C était en mission au Sri-Lanka. J’avais fait sa connaissance grâce à L, le mari de A. A cette époque, C revenait d’une mission d’un an avec un de ses cousins chez des Karens en Thaïlande. Elle était malade car le gouvernement birman empoisonnait l’eau de la rivière avec du plomb ou du mercure. J’aimais les week-end à Varengeville avec C et ses amis comme j’aimais les vacances à Hossegor avec C et sa famille et, plus tard, ses amis quand son père lui laissait les clés. Maintenant, C et son mari, O, et leurs deux enfants sont à Fontainebleau après avoir vécu 10 ans à Washington. Constance est sculpteur et photographe.
G, S et leurs enfants ont quitté Paris pour la Rochelle avant de s’établir sur l’île de Ré. G est un cuisinier hyper doué. Un artiste fou d’opéra et d’art contemporain. Nous avions projeté des vacances ensemble à la Toussaint 2012 mais mon beau-père est mort. Quand nous nous reverrons, les années s’envoleront! S que j’ai connue rue Bréa dans le restaurant de G était célibataire en sans enfant en 1999. Maintenant, elle est une maman séparée avec deux grands enfants de 18 et 14 ans. Elle vit à Montpellier. Nous avions passé des vacances agréables dans les Cévennes et en Corse. Elle ressemble beaucoup à N l’amie la plus proche de Stéphane. Elles sont toujours positives et partantes, très indépendantes et douces.

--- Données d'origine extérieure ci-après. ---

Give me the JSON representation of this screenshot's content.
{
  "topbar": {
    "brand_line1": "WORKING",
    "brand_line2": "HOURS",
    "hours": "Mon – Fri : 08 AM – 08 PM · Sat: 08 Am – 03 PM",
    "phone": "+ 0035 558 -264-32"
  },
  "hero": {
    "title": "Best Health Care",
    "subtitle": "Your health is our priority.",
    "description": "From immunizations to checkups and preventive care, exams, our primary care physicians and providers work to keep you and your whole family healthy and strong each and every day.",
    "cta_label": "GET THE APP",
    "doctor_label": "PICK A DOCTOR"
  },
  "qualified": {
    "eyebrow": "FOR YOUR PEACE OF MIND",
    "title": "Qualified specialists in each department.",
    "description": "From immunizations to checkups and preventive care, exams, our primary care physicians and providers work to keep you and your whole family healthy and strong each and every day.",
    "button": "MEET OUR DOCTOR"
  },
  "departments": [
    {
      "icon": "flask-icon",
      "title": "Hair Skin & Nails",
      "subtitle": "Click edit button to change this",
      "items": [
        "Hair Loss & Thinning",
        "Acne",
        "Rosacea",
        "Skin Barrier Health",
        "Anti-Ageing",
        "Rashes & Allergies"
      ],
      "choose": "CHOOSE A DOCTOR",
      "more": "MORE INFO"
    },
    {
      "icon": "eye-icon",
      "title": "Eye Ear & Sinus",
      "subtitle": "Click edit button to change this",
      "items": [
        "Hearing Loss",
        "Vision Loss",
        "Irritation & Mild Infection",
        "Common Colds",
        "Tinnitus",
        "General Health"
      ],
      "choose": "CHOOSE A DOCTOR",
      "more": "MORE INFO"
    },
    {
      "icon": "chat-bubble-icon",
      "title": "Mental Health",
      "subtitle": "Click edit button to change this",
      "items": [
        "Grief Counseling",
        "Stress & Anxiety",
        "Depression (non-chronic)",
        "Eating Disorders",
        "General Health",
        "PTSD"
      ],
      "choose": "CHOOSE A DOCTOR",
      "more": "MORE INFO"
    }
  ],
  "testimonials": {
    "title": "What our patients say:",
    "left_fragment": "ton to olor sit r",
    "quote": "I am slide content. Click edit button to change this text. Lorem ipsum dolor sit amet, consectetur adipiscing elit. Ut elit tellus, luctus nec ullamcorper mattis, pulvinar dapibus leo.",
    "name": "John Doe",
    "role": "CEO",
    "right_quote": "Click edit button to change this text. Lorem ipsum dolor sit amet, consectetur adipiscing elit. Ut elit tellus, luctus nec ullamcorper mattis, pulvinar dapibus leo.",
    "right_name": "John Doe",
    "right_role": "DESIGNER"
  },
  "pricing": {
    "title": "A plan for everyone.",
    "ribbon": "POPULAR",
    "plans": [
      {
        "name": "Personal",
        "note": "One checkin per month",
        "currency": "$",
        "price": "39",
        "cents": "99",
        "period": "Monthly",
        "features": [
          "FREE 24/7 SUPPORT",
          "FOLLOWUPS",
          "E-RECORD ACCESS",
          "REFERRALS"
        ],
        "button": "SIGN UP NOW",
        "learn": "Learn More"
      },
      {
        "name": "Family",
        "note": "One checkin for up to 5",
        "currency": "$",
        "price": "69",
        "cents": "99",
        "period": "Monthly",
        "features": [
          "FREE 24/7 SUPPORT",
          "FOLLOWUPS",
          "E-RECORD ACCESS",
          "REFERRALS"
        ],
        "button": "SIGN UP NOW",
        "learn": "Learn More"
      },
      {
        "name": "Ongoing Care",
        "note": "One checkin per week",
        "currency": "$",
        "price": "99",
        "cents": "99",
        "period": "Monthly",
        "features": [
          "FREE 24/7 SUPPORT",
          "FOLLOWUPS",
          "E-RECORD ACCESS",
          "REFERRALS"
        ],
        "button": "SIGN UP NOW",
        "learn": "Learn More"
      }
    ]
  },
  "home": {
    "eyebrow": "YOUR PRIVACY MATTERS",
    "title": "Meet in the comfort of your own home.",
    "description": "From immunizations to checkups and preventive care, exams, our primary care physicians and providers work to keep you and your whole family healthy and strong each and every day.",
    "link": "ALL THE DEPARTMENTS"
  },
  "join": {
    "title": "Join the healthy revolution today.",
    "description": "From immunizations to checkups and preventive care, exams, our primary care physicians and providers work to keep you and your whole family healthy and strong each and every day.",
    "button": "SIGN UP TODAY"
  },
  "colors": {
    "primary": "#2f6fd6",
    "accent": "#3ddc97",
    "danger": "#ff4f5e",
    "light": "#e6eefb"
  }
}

En 1999, seuls G et S, P et R et F étaient parents. Le fils de F, Arthur, était petit garçon d’honneur. Nous avions tous plus ou moins choisi le domaine dans lequel nous voulions nous réaliser. En 2022, plusieurs couples n’ont pas résisté et certains d’entre nous ont repensé leur vie professionnelle et vécu à l’étranger. Nous avons pu rencontrer des difficultés avec nos enfants, traverser des maladies, perdre des parents, vivre des trahisons et la sublimation dans le pardon. Si, aujourd’hui, je devais me remarier, je ne me verrais pas le faire sans N et F, V et J, V et ses enfants, V et L, F et C, les amis que la vie m’a offerts depuis que j’ai quitté Paris auxquels j’aimerais ajouter les amis du voyage: C et G, B et K, N, la marraine de Victoire. Il y a aussi des amis que je ne vois presque pas mais qui occupent une place très privilégiée en lien avec notre père: C et L. Je n’oublie pas que les amis de Stéphane sont devenus les miens!
Comme je l’écrivais déjà dans ma dernière chronique, la vie peut se réinventer à plusieurs reprises et, sur le plateau, le soleil revient toujours après un épisode de pluie. Je me suis beaucoup attachée à cette maison. La semaine passée, alors que j’avais été le chercher au collège, Louis m’a dit: « Maman, je viens d’avoir un flash. On arrivait devant la maison et il y avait plein de voitures: celles de mes soeurs, de Margot et de Valentin. Nous avions tous des enfants et nous étions heureux de leur montrer ce que nous avions tant aimé ici. ». Cette maison est une authentique maison de famille et, le week-end dernier, elle a joué son rôle à plein! Les jeunes ont eu beaucoup de plaisir à passer des bords de l’Ouanne à la piscine.
Passez une agréable semaine. A bientôt!